A Toronto woman says TD Bank locked her out of her accounts for over a week after it said an e-transfer she received from a small business could be fraudulent.
Siera Hancharyk told CBC Toronto what she sees as the bank’s lack of transparency is concerning, saying it would not explain why the transfer was flagged, was slow to resolve the issue and was inflexible on how the issue could be resolved.
Now, left with no answers, she’s worried it could happen again.
“I was crying on the phone with them,” Hancharyk said. “But TD refused to tell me why they can’t fix it.”
Hancharyk is a small business owner selling earrings that reflect her Indigenous heritage, and says she is regularly paid by e-transfer.
On July 16, another small business owner sent her a $50 e-transfer to her personal account.
The next morning on July 17, when Hancharyk tried to pay for a coffee, her card was declined, and she received a notification that both her chequing and savings accounts were suspended, she said.
“I was really embarrassed.”
Vendor told to travel from remote community: woman
“I called up TD,” she said. “They were saying the e-transfer I had received was marked as fraudulent,” she said.
The $50 was the fee from a vendor to rent a booth at the Indigenous crafts market that Hancharyk and colleagues are planning for the fall, to be held at the Cecil Community Centre on Sept. 17.
TD Bank told Hancharyk if she wanted her accounts unfrozen, the vendor, who also banks with TD, would have to come in to one of the bank’s branches in Toronto to prove their identity, she said.
The vendor lives more than six hours away, in an Indigenous community north of Parry Sound, and could not make the trip anytime soon, said Hancharyk.
Hancharyk says she called TD daily for a week, but the bank would not give her access to her money, she said. With rent coming due and bills piling up, Hancharyk panicked.
“I said to TD over the phone: I’m going to get more e-transfers like this. I run a small business, I don’t understand why this e-transfer got marked as fraudulent,” she said. “Seven days now, no card, no access to my money.”
Bank won’t say why transfer marked as possible fraud
Hancharyk approached CBC Toronto a week after her accounts were frozen.
After CBC Toronto contacted TD Bank about Hancharyk’s story, the bank called her to say it could take several more days to resolve the issue.
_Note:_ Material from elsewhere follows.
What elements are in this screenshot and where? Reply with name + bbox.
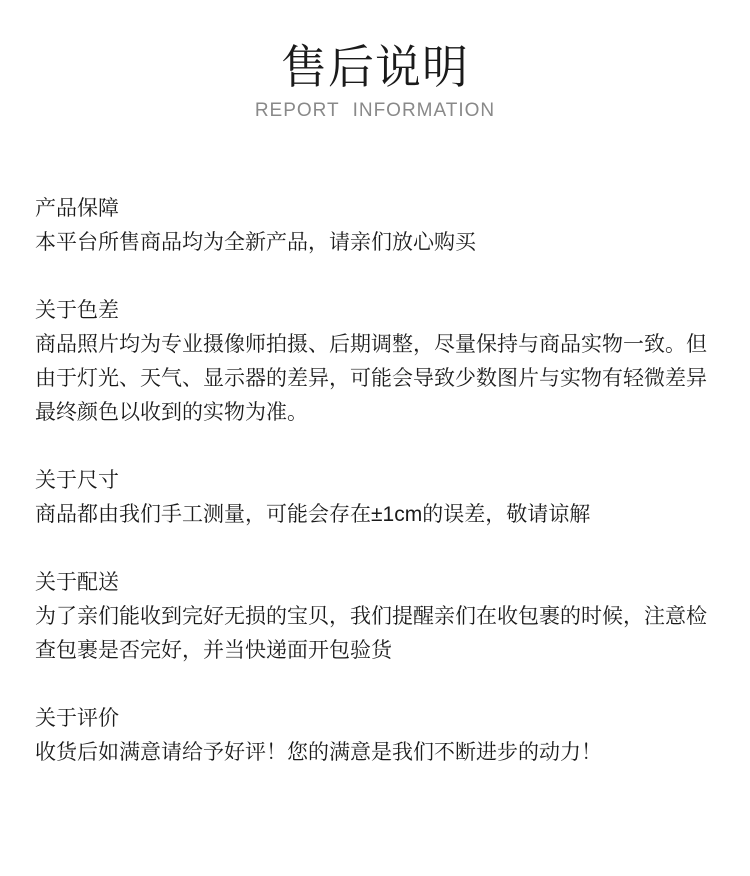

Less than 12 hours later, she discovered her accounts were unlocked.
“I can share that if there is a suspicious transaction on an account, it may be flagged as potential fraud and out of an abundance of caution and protection for the customer, there may be a temporary hold placed on the account for review,” said Ashleigh Murphy, the senior manager of corporate and public affairs at the bank.
The bank did not respond to questions from CBC Toronto about why it identified Hancharyk’s e-transfer as fraud, or how it identifies potential fraud.
Hancharyk found the whole experience “beyond stressful.”
Banks should face penalties: professor
Robert Kerton, a professor emeritus at the University of Waterloo who specializes in consumer economics and helped create the federal Financial Consumer Agency, which enforces consumer protection laws, told CBC Toronto it’s unreasonable that TD took more than a week to unlock the bank accounts.
For one thing, the bank should have allowed the vendor to go to the closest branch to prove their identity, he said.
“This can happen to any small business,” he said. “It’s also possible that a small business owner like Hancharyk and the vendor she was working with aren’t priority clients”.
He points to a 2022 study by J.D. Power, a firm that conducts analysis on multiple sectors including financial services, that found bank customers deemed by their bank as more financially “unhealthy” were far less satisfied with their bank’ customer service and two times more likely to be charged fees.
He encouraged Hancharyk to file a complaint with the Financial Consumer Agency.
Banks currently have no incentive to resolve an alleged fraudulent e-transfer quickly, he explained. If the federal government introduced regulations to compel banks to resolve these types of issues within a set deadline or face a substantial fine, customers wouldn’t be locked out of their accounts for a week, he said.
“The key item that would really help is a penalty,” he said. “That would get their attention and set up a system that works better for the customer.
He recommends Hancharyk get a second account at a credit union, purely for business, as a backup.
For Hancharyk’s part, while she’s glad it was resolved, she’s worried about the next e-transfer she receives.
“I still feel that fear,” she said. “What if this happens again?”